Per far passare l'attesa si legge la bacheca. È piena di lettere, biglietti, persino poesie. Questo Reparto ispira la poesia. Si leggono dei problemi, anche gravi, della paura, della disperazione. Si legge della guarigione dal male e anche dalla paura e la disperazione. Le parole che più si ritrovano sono "umanità", "comprensione", "dolcezza". C'è il disegno di una bambina di 6 o 7 anni. C'è scritto "grazie per avermi ridata mia mamma".
Il Professore esce dalla sala visita. Di colpo tutte le facce si girano con occhi e sorrisi che dimostrano tanto, ma tanto più di un semplice rispetto professionale. Deve passare in un'altra sala e per questo passa lungo il corridoio. Una battuta per ogni persona, un scherzo, una presina in giro, una risata. Viene fermato più volte e sempre si lascia fermare. Non importa cos'ha da fare, questi sono i suoi malati e ha tempo prima di tutto per loro.
"Professore, mio marito non cammina più, come possiamo fare?"
"Telefono al servizio ambulanze, lo facciamo portare da loro."
"Signora, ma lei è guarita! Come mai qui di nuovo?"
"È che mi mancavate, volevo farvi un saluto."
"Signore, la vedo giù oggi."
"È che mi fa più male del solito oggi."
"No, ma dico lei, la vedo giù, di morale. Non va bene. Dobbiamo fare qualcosa."
Avevo telefonato due giorni prima, e avevo parlato con uno dei bravissimi specializzandi che collaborano con lui. Non con lui di persona. Ma:
"E come vanno queste mani oggi? Va meglio con il nuovo antidolorifico?"
Va meglio perché c'è questo posto e ci sono questi medici. Va meglio perché le visite e le medicazioni sono talmente farcite di battute e scambi veloci e brillanti da essere meglio di un cabaret. Va meglio perché questi medici praticano una cura olistica: mentre tagliuzzano, sistemano, tirano, stirano, spalmano e bendano, stanno praticando un accurata ed efficace cura di tutte le persone spaventate, fragili, deboli e ferite che popolano la chirurgia plastica.
I feriti e malati in questo reparto sono doppiamente feriti e malati. Quando si guardano allo specchio non si conoscono più. La loro identità è frantumata. Le facce, le mani, si guardano e si vedono disintegrare. Questi medici sanno medicare queste ferite.

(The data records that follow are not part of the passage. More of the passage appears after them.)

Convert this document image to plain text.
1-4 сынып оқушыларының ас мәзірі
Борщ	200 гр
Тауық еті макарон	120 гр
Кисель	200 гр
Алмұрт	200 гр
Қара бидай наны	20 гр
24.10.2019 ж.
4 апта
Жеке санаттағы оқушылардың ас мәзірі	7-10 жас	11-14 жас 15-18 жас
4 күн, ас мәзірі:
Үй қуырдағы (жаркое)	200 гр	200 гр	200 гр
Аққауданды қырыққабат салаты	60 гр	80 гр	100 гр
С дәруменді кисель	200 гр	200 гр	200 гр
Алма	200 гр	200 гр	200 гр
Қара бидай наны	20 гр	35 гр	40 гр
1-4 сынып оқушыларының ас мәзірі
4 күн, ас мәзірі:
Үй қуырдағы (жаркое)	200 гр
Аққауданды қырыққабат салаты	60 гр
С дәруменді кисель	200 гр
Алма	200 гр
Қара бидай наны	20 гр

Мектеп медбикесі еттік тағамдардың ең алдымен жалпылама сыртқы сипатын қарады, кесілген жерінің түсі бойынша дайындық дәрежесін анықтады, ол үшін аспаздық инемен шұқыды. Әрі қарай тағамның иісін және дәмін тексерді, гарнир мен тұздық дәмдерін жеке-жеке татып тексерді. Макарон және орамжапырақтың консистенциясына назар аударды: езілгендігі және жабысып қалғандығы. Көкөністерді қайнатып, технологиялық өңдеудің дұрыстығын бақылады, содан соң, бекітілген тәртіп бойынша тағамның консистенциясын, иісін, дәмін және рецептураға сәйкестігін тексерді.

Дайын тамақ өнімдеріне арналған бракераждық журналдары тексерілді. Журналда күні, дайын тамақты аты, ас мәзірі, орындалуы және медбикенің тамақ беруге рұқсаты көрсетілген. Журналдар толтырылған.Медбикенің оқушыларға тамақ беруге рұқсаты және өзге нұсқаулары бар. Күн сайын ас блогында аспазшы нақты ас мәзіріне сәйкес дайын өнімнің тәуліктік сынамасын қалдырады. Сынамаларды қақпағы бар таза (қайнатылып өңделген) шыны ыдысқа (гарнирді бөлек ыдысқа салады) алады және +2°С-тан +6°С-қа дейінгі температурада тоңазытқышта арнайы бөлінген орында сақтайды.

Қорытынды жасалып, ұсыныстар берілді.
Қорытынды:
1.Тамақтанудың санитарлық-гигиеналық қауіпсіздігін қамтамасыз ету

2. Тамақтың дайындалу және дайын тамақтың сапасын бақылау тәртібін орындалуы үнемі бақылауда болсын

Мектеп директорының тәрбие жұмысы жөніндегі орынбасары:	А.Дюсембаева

Quello che ti investe mentre aspetti sono gli occhi di questi malati. Occhi che sorridono da sotto un cappello che nasconde la testa calva, o tra medicazioni un pò ovunque in faccia, o da sopra due gambe storte e zoppe. Occhi dolci e saggi.
"Come stanno le tue mani, cara? Cosa ti dicono?"
Una signora che non ho mai visto un vita mia.
"Tanti auguri cara, stammi bene!"
Un'altra signora che non ho mai visto in vita mia.
Si sente la visita nell'altra sala.
"Lei è troppo giù di morale, non mi piace. Penso che la ricoveriamo un giorno prima. Si sentirebbe meglio? Sollevato?"
La piccola folla nel corridoio mormora e fa cenni di approvazione.
"Sono così umani." "È davvero una persona umana, comprensiva." "Sono bravi, tanto bravi, anche i giovani."
Il Professore torna indietro dall'altra sala medica. Ormai c'è parecchia gente. In mezzo alla gente si ferma, bloccato per le borse e i capotti, e con finta disperazione si mette le mani tra i capelli.
"Tutti qui! È che si sta troppo bene qui, si sta troppo bene!"
Vero.
Professore Valdatta e i suoi Specializzandi, Reparto di Chirurgia Plastica, Ospedale di Circolo, Varese.
6 Comments:
E' bella l'immagine che dai di questo ospedale, di come i medici si danno da fare e dell'atmosfera che vi regna.
In altre realtà spesso non è così, ma bisogna anche ammettere che la percezione che abbiamo come malati spesso non è la stessa che da spettatori o da personale medico.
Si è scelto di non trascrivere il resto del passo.